Les dirigeants des deux principaux mouvements politiques palestiniens se rencontreront demain au Caire pour discuter de la formation d'un gouvernement intérimaire. Si le Hamas et le Fatah ont enterré la hache de guerre en avril dernier, plusieurs questions demeurent sur la concrétisation de leur entente. Quatre points pour en comprendre les enjeux.

Janie Gosselin LA PRESSE

Réconciliation

Le Fatah, qui dirige la Cisjordanie à la tête de l'Autorité palestinienne, et le Hamas, mouvement islamiste qui contrôle la bande de Gaza, ont conclu un accord de réconciliation le 27 avril dernier, après plusieurs tentatives infructueuses. Les deux partis étaient à couteaux tirés depuis 2007, lorsque le Hamas s'est emparé du pouvoir dans la bande de Gaza.

Le Hamas et le Fatah sont parvenus à une réconciliation dans un contexte de contestation populaire dans la région, notamment en Syrie, où se trouve la direction officielle du Hamas. Des milliers de manifestants dans plusieurs villes de la Cisjordanie et de la bande de Gaza avaient aussi réclamé la fin des divisions en mars dernier.

La réconciliation entre le Fatah et le Hamas, qui ne reconnaît pas l'État hébreu, a été mal accueillie par Israël et par les États-Unis.

Gouvernement intérimaire

Le Fatah et le Hamas ont convenu de mettre sur pied un gouvernement intérimaire formé d'indépendants jusqu'aux élections, prévues d'ici un an. Les dirigeants des deux groupes doivent se rencontrer aujourd'hui pour discuter de sa création.

Or, il semble que les différends refont déjà surface entre les anciens rivaux. Le Fatah, dirigé par Mahmoud Abbas, a signifié son intention de confirmer Salam Fayyad au poste de premier ministre, qu'il occupe actuellement. L'ancien économiste à la Banque mondiale n'appartient à aucun des deux mouvements.

Le Hamas compte rejeter cette candidature.

Le premier ministre bénéficie d'un large soutien international et est vertement critiqué par le Hamas, qui le perçoit comme le pantin des États-Unis.

Certains craignent que les dons de la communauté internationale à l'Autorité palestinienne - 1 milliard US par année - disparaissent si M. Fayyad n'est pas reconduit.

Le Fatah pourrait cependant opter pour un compromis en proposant un nouveau candidat. Mohammad Moustapha, président du Fonds d'investissement de Palestine et conseiller économique de Mahmoud Abbas, aurait aussi été pressenti pour occuper le poste.

Hamas

La réconciliation entre les deux mouvements a été mal accueillie par plusieurs pays, qui s'opposent à la présence de membres du Hamas dans le gouvernement palestinien. Le Hamas refuse toujours de reconnaître l'État d'Israël et de renoncer à la violence.
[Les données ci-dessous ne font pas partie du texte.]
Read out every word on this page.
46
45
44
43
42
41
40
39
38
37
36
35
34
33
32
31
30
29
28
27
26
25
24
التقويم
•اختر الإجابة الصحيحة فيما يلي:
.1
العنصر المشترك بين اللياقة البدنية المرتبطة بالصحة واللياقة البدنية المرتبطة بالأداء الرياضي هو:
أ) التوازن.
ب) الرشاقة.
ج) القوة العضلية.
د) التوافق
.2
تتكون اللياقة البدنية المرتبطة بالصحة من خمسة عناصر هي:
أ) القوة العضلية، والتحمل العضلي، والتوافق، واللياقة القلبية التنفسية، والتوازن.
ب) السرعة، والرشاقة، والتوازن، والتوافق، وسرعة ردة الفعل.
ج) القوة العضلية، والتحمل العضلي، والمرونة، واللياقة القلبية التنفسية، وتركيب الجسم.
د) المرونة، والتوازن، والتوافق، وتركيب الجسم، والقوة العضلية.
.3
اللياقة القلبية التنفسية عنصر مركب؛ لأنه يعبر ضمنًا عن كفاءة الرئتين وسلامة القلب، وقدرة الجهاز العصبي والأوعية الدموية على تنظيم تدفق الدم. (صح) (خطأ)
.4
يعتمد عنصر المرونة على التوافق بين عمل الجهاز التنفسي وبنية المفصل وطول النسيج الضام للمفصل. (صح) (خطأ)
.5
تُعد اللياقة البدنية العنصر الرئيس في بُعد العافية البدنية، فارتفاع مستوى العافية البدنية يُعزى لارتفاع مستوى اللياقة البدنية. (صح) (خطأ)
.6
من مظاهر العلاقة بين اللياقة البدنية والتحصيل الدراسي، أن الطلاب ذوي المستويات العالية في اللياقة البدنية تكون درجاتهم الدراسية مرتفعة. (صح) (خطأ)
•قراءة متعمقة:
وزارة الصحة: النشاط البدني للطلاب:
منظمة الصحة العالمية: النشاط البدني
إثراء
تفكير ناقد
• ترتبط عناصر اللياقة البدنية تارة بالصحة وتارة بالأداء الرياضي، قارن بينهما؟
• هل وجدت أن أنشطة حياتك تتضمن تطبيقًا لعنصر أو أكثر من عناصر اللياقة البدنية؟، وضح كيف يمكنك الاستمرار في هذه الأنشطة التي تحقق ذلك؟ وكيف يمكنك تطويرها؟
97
Bien que le gouvernement de transition devrait être formé de politiciens sans affiliation, le Hamas aura son mot à dire dans le choix des candidats.

Un autre point à régler entre le Hamas et le Fatah sera la mise sur pied d'un haut conseil de sécurité, prévu dans l'accord de réconciliation pour intégrer les différentes forces de sécurité en un groupe unique. Lorsque le Hamas s'était emparé du pouvoir dans la bande de Gaza, de violents affrontements avaient eu lieu entre les membres des deux groupes.

La question des prisonniers politiques détenus par le groupe rival devrait aussi faire partie des discussions.

Déclaration d'indépendance

La scission entre la Cisjordanie et la bande de Gaza est vue comme un obstacle à la création d'un État palestinien. Plusieurs jugent que les dirigeants du Fatah et du Hamas doivent montrer un front uni devant la communauté internationale pour discuter de l'établissement d'un futur État. Mahmoud Abbas a déjà fait connaître son intention de demander une reconnaissance de l'État palestinien à l'automne prochain devant l'Assemblée générale des Nations unies. Le soutien de certains pays pourrait dépendre de la composition du nouveau gouvernement intérimaire.